Créée en 1974, la fondation a plusieurs réalisations à son actif parmi lesquelles la formation des veuves en techniques agro-pastorales et en tissage. Cependant, elle est confrontée à des difficultés qui entravent le bon fonctionnement de ses activités sur le terrain. Et la coordonnatrice de plaider pour le renforcement des capacités des veuves, leur dotation en matériel de production et en micro-crédits.

Elle interpelle aussi les responsables des communes pour qu’ils puissent inscrire dans leur plan d’action, la commémoration de la JIV et à y injecter un budget.
Sensible à la cause des veuves, elle lance un appel au peuple burkinabè pour plus d’humanisme.
« J’invite toute personne qui a une veuve dans son quartier, dans son service ou dans sa famille, à exprimer sa solidaire envers elle, le 23 juin de chaque année. Ecoutez cette veuve, car parfois elles n’ont même pas besoin d’argent ; elles ont juste besoin qu’on les conseille et qu’on les écoute », ont demandé les responsables de la fondation. Notons que la fondation est épaulée dans sa noble mission par des sociétés et des individus.

Feue Lucie Kaboré/Traoré, la maman des veuves et des orphelins
Assise sur une chaise aux côtés de ses « sœurs », Lydie Tapsoba, la soixantaine révolue, nous livre un témoignage touchant qui donne à réfléchir : « Une veuve, c’est une femme qui a perdu une partie de sa joie de vivre.
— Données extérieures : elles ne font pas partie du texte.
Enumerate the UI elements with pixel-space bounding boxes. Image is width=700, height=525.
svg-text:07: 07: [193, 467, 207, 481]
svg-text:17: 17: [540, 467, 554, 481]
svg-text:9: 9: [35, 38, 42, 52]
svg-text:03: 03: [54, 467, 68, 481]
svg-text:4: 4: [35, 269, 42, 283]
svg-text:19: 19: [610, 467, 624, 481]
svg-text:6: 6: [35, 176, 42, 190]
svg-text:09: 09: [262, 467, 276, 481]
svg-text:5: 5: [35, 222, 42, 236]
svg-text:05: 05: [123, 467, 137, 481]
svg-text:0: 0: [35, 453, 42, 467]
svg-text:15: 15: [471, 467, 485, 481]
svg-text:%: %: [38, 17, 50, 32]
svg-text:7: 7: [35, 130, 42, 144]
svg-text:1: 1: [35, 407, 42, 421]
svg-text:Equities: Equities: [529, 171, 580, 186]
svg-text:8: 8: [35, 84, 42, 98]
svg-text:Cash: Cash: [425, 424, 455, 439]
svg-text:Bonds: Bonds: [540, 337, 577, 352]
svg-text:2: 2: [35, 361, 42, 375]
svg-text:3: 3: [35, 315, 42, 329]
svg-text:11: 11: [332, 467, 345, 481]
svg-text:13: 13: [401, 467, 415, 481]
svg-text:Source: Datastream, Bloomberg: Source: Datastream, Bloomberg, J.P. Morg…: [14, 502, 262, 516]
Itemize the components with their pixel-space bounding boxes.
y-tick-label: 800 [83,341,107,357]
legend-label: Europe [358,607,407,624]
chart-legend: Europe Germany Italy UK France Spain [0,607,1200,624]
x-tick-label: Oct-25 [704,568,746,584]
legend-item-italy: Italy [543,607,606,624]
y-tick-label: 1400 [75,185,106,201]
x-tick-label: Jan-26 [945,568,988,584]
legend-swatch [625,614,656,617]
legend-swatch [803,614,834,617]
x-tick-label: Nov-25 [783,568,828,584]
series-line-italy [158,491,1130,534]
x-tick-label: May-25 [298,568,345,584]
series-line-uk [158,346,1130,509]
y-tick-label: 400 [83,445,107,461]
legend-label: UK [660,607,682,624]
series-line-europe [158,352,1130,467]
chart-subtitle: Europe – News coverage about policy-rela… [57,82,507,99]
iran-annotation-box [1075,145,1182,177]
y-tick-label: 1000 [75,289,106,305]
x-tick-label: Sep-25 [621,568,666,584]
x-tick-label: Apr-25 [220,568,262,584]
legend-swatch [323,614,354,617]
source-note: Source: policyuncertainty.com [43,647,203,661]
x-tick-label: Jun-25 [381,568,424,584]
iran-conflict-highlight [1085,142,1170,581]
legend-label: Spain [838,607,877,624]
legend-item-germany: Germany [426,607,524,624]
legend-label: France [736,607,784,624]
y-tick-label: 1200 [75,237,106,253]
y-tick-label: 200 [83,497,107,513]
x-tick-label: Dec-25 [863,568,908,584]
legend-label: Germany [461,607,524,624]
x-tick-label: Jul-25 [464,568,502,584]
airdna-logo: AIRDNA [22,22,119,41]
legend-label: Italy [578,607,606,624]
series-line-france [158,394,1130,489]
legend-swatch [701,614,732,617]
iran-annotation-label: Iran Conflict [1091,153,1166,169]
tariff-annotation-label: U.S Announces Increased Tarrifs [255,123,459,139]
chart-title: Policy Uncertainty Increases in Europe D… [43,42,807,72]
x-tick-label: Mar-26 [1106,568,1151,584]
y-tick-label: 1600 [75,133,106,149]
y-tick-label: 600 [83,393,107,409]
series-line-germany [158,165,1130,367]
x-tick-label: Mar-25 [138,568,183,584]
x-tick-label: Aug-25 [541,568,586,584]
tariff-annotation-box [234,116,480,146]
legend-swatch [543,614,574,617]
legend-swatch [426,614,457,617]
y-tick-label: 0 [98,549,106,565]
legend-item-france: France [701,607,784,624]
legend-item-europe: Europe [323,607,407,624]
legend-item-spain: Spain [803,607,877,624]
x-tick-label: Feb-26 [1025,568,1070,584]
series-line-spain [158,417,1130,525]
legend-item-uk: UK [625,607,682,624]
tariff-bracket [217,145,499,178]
Après la mort du mari, tu n’es plus la femme que tu étais auparavant dans ton foyer. Tu es confrontée à tous sortes de problème même dans le social. À tout moment, la veuve pleure ; et ce, malgré ses efforts ».

La Fondation Lucie-Kaboré-Traoré essuie les larmes de ces femmes. « À travers les conseils et ses encouragements, on arrive à s’en sortir. (…) Aussi, l’orphelin qui se sentait abandonné, isolé par rapport aux autres enfants, a eu une occasion de faire sa fête de Noël dans la joie au milieu de maman Lucie quand elle était vivante », rappelle-t-elle.

C’est avec une mine triste et un cœur meurtri qu’elle a demandé au Seigneur de recevoir Lucie Kaobré/Traoré dans son royaume, car, dit-elle, « elle fut une très bonne mère pour nous les veuves » et souhaité que son œuvre puisse résister au temps.